Now Manning, 58, is chasing his next windfall. To pull it off he will need fortune and friends in abundance. He is raising up to $400 million to harness the wind of energy and the tax code for subsidies. On these wind farms, each dotted with multiple million-dollar towers topped with giant, perfectly curved propellers, government loot is as much a driving force as moving air. But the federal tax credit for wind energy is set to expire at the end of next year. Gulp.
That is as clear a lead as I have read in a very long time. Manning is number 354 on the Forbes 400 list. He got there by having plenty of political “friends”, and he has his sights set on making his fortune larger by accumulating wind energy tax credits and by successfully convincing his friends to extend those credits – perhaps indefinitely.

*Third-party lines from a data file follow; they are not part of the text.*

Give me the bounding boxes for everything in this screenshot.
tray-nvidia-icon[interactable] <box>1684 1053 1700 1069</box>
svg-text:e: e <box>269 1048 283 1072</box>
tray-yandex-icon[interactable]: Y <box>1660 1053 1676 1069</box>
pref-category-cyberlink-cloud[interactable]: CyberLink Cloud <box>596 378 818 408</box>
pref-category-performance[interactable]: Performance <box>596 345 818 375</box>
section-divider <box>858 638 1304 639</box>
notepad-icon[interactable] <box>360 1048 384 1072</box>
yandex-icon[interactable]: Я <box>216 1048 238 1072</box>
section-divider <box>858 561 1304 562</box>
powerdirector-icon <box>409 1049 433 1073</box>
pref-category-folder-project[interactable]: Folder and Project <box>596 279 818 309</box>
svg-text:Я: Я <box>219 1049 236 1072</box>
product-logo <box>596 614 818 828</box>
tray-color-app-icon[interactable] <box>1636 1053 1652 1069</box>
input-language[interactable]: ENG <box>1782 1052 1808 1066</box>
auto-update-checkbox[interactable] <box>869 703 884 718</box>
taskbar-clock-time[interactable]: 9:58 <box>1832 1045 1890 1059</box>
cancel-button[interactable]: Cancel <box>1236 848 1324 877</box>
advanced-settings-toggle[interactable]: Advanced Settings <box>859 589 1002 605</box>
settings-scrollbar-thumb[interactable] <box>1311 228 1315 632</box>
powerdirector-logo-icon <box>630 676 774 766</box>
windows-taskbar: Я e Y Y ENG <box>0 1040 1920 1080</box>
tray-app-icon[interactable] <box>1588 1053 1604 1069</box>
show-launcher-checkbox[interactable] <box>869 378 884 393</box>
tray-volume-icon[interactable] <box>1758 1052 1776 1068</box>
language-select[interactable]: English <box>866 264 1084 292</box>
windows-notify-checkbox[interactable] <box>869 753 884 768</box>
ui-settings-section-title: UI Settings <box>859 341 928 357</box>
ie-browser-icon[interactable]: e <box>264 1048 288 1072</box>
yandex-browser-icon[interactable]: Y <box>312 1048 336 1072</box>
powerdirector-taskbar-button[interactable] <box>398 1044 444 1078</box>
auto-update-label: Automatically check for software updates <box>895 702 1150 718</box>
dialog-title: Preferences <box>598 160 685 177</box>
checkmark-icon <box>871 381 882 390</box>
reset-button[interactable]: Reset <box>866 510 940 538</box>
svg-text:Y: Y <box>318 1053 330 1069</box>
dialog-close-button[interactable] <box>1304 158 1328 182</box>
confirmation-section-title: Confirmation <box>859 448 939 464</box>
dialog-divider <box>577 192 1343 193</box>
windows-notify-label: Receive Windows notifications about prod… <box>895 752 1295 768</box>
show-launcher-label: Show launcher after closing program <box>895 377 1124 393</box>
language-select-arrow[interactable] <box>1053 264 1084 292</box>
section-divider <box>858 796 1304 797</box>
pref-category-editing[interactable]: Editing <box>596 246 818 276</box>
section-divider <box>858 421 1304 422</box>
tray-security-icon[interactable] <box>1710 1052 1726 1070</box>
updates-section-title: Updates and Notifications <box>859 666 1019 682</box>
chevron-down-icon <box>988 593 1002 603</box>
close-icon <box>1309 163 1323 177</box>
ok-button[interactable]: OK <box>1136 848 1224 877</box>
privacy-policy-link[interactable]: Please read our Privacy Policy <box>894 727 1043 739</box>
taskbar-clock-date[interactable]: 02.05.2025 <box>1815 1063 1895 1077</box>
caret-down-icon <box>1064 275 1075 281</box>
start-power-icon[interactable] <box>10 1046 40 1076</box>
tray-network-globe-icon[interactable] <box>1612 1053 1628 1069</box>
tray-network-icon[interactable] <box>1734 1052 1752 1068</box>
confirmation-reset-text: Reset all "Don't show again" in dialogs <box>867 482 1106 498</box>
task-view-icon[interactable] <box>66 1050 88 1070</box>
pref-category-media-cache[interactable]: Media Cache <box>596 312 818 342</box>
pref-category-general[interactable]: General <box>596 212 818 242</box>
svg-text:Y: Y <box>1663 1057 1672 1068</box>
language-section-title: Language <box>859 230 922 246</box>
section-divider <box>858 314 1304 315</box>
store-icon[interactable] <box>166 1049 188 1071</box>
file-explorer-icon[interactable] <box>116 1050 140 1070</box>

I put the word friends in quotes because I work in Washington, DC where one of the favorite aphorisms is “If you want a friend in Washington, get a dog.” Here, the common way to obtain friends like the ones described in the article is by giving them as much money as possible and by convincing others to do the same. Some call that type of arrangement a “campaign contribution” and “fund raising”; others use somewhat nastier words.
Whenever an antinuclear wind supporter complains about nuclear subsidies, I get a bit embarrassed because I know that the nuclear power industry has worked pretty hard to obtain some grants and tax credits that are similar to those of the wind industry. I understand why, but I sure wish that our leaders would have worked instead to level the playing field by pushing to get rid of all energy subsidies.
The energy business is extremely profitable and should be self-financing for all useful production systems. For example, the top five oil companies reported profits in the most recent quarter that total more than $240,000 per minute. In another example, a recent report by ISO New England contains the interesting observation that a single additional 1000 MWe coal or nuclear plant in New England would have saved electrical power customers $600 million in 2005. (See Blackouts await without power upgrade: ISO New England warns $3.4B in plant investments needed)
Getting back to Mr. Manning, I was also intrigued by the mention in the article that his mother was a polio survivor who spent much of her life completely dependent on reliable electricity in order to continue breathing. I certainly hope that the wind power that will provide Mr. Manning with more riches does not destabilize the grid in the future.
There are plenty of other people that need the steady supply of electricity that cannot be provided by wind farms without plenty of backup from the grid. I also hope that the billions of dollars invested in the technology by the government and by private investors because of mandated renewable energy portfolios is measured for its actual contributions to power supply, not for its additions to “capacity” that is rarely available at the time when it is most needed.